Oleh : Dra. Hj. Siti Nur Riani, M Ag.
(Dosen Agama Universitas Yarsi)

ABSTRAK: Dakwah bil Hikmah Yakni menyampaikan dakwah dengan cara yang arif bijaksana, yaitu melakukan pendekatan sedemikian rupa sehingga pihak obyek dakwah mampu melaksanakan dakwah atas kemauannya sendiri, tidak merasa ada paksaan, tekanan maupun konflik. Dengan kata lain dakwah bi al-hikmah merupakan suatu metode pendekatan komunikasi dakwah yang dilakukan atas dasar persuasif. Cara yang dimaksud di sini adalah menjelaskan kebenaran dan memberi semangat untuk dapat menerimanya dan mengambil faedah dari dakwah itu.

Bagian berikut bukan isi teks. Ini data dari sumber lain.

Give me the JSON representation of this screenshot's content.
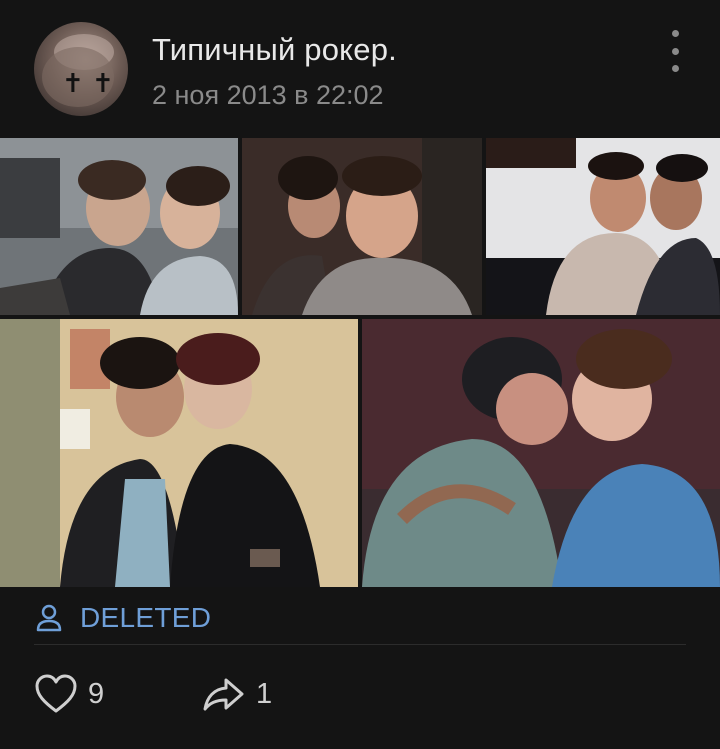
{
  "post": {
    "author": "Типичный рокер.",
    "date": "2 ноя 2013 в 22:02",
    "source_name": "DELETED",
    "likes": "9",
    "shares": "1"
  },
  "icons": {
    "avatar_glyphs": [
      "✝",
      "✝"
    ],
    "more": "more-vertical-icon",
    "source": "person-icon",
    "like": "heart-icon",
    "share": "share-arrow-icon"
  },
  "colors": {
    "background": "#141414",
    "author": "#e8e8e8",
    "muted": "#8a8a8a",
    "link": "#6f9fd8"
  }
}
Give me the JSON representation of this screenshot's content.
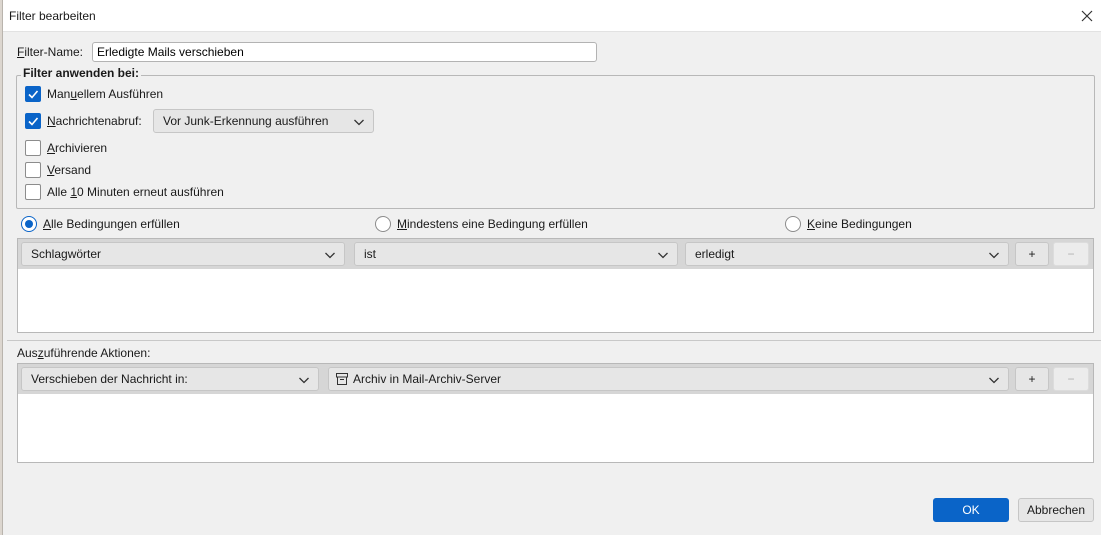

KATA KUNCI : Al-Hikmah, Komunikasi, Dakwah, Madu, Toleransi, Sibghah

A. Pendahuluan
Dalam sebuah pepatah dinyatakan Al-Thariqatu Ahammu min Al-Maddah cara atau metode lebih penting daripada materi. Ungkapan ini sangat relevan dengan kegiatan dakwah. Karena betapun bagus dan penting materi yang akan disampaikan dalam sebuah kegiatan dakwah, bila disampaikan dengan cara yang sembrono, tidak sistematis dan serampangan, pasti akan menimbulkan kesan yang tidak menggembirakan dan tidak efektif. Sebaliknya, meskipun materi yang akan disampaikan adalah persoalan yang sepele dan kurang penting, jika disampaikan dengan cara yang tepat dan sistematis pasti akan menghasilkan pengaruh yang positif.
Oleh sebab itu, agar kegiatan dakwah bisa efektif, efisien, dan mampu menjadi pendorong bagi perubahan ummat ke arah yang lebih baik, ia harus dikemas dengan cara dan metode yang tepat dan sistematis. Salah satu metode yang harus digunakan tersebut adalah metode hikmah atau yang sering diartikan sebagai kebijaksanaan, seperti yang termaktub dalam firman Allah Swt.:
Artinya: Serulah manusia kepada jalan Tuhanmu dengan hikmah dan pelajaran yang baik dan bantahlah mereka dengan jalan yang baik. Sesungguhnya Tuhanmu dan Dialah yang lebih mengetahui tentang siapa yang tersesat dari jalan-Nya dan Dialah yang lebih mengetahui orang-orang yang mendapat petunjuk.(QS. Al-Nahl (16):125 )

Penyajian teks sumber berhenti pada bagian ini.